This diary entry has the alternate title of "A Dream Interrupted at Its Music."
At first, I really couldn't figure out why the political blogs, the media and the Democratic Party are still obsessed with Dean.
He bowed out, he went to a soccer dinner on the night of the Super Tuesday elections, most of his staff is gone and everything else is in hiatus until he can get his own group going in a couple of weeks.
It seems clear that, on a personal level, Howard Dean has left the building. Howard Kurtz's Washington Post article this last week and a similar one the week before in USA Today spotlighted his campaign as one being, well ... pointedly ordinary ... with your typical run-of-the-mill gaffe-prone organization led by people whose egos often put them in conflict with the goals of the campaign itself.
And yet the post-mortems, the CNN specials, the handwringing in the opinion pages continues.
So, what is the problem here?
We've all signed our loyalty oaths, given a five-spot to John Kerry, migrated our energies over to Democratic Party Meetups and the DNC/DCCC/DSCC blogs.
Why hasn't the dialogue moved on?
My guess is:
We all got stopped short. No, not just on the level of Howard Dean's defeats in Iowa and in New Hampshire. We got stopped short on something that really only marginally had to do with Gov. Dean.
We got stopped short on taking care of the business of revitalizing the Democratic Party and it happened because the business of defeating George Bush was so urgent that primary voters did not want to take a risk. That risk was running an unknown, firey former Vermont Governor against what we know will be the best-funded and least ethical presidential candidacy in history.
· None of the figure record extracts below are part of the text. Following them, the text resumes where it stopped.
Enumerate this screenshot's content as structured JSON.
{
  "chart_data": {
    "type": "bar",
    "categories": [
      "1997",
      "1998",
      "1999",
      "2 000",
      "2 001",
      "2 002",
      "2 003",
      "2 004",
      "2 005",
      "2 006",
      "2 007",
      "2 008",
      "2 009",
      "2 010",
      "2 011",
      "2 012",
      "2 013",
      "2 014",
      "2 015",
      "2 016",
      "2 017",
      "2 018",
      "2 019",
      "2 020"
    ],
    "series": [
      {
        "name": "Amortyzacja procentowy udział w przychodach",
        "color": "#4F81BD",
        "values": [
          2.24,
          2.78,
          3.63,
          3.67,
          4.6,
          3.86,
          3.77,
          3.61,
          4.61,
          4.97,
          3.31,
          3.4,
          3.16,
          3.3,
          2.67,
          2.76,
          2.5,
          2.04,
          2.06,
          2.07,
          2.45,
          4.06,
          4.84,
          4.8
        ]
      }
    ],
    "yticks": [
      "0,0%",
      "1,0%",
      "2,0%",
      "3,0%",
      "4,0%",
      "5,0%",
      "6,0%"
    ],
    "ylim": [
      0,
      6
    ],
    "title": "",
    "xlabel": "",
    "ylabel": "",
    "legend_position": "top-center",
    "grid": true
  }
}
The media never knew who Howard Dean's core supporters were. We were not pot-smoking college kids. We were not hippies, social drop-outs, pie-in-the sky Nirvana dreamers. I don't even think of myself as a Progressive, although I know some other Dean supporters do.
Maybe this is because we found it hard to characterize who we were ourselves. But when I read something posted on Daily Kos by NYCO or PaulDem or others, I see my own sentiment in their words and know that there is something common that brought us together that I'm not sure I can describe.
Remember early 2003? I was among the many people out there who were scouring the Internet for information, for an organization and for a candidate who I believe who stridently and passionately stand up to what I saw George Bush doing to our country.
We were like a huge mass of energy unleashed, obsessively clicking the refresh button on sites like Eschaton and Daily Kos, trying to somehow connect with all of the information about the economy and about the Iraq War that the media stubbornly refused to provide. We waited with baited breath for the next Krugman article. We despaired as our party leadership voted with Bush on taxes for the wealthy and a unilateral (yes, it was one) invasion of Iraq.
Howard Dean did not start a movement. He did not come to us and organize us and turn us into a political force. The force was already there. We discovered him, we made his campaign and we made his candidacy because we thought he had the best chance of furthering our goals.
But our goals and our dreams were interrupted by something that we did not predict: Our energy incited a wildfire of passion among Democratic voters. Our disappointment, anger and fears about what the Bush Administration was doing to the country percolated down to their level, out through the grassroots and into the constituency as a whole.
Once we convinced the mainstream of the peril that the Bush Administration presents to our nation, defeating Bush became their top priority. Revitalizing the party, they thought, can wait for a time when the danger has subsided.
So, now we have John Kerry. I find him just about as exciting as a paving stone. But he's safe and he's experienced and he has no trouble "doing what it takes" to win an election. I believe he will be our next president. I am prepared to soak his campaign in cash and do whatever it takes to get him elected.
But our dream of revitalizing the party, the dream interrupted, lives on. Don't tell us that we need another unity movement, another unity event, to "get over it," to "get on message" or whatever. Despite the popular paranoia, Dean supporters are, overwhelmingly, going to get out the vote for Kerry in November.
But the dialogue, the "Dean Dialogue" or the "Change for America Dialogue" or whatever else you want to call it is not going to go away until the business of revitalizing our party is completed.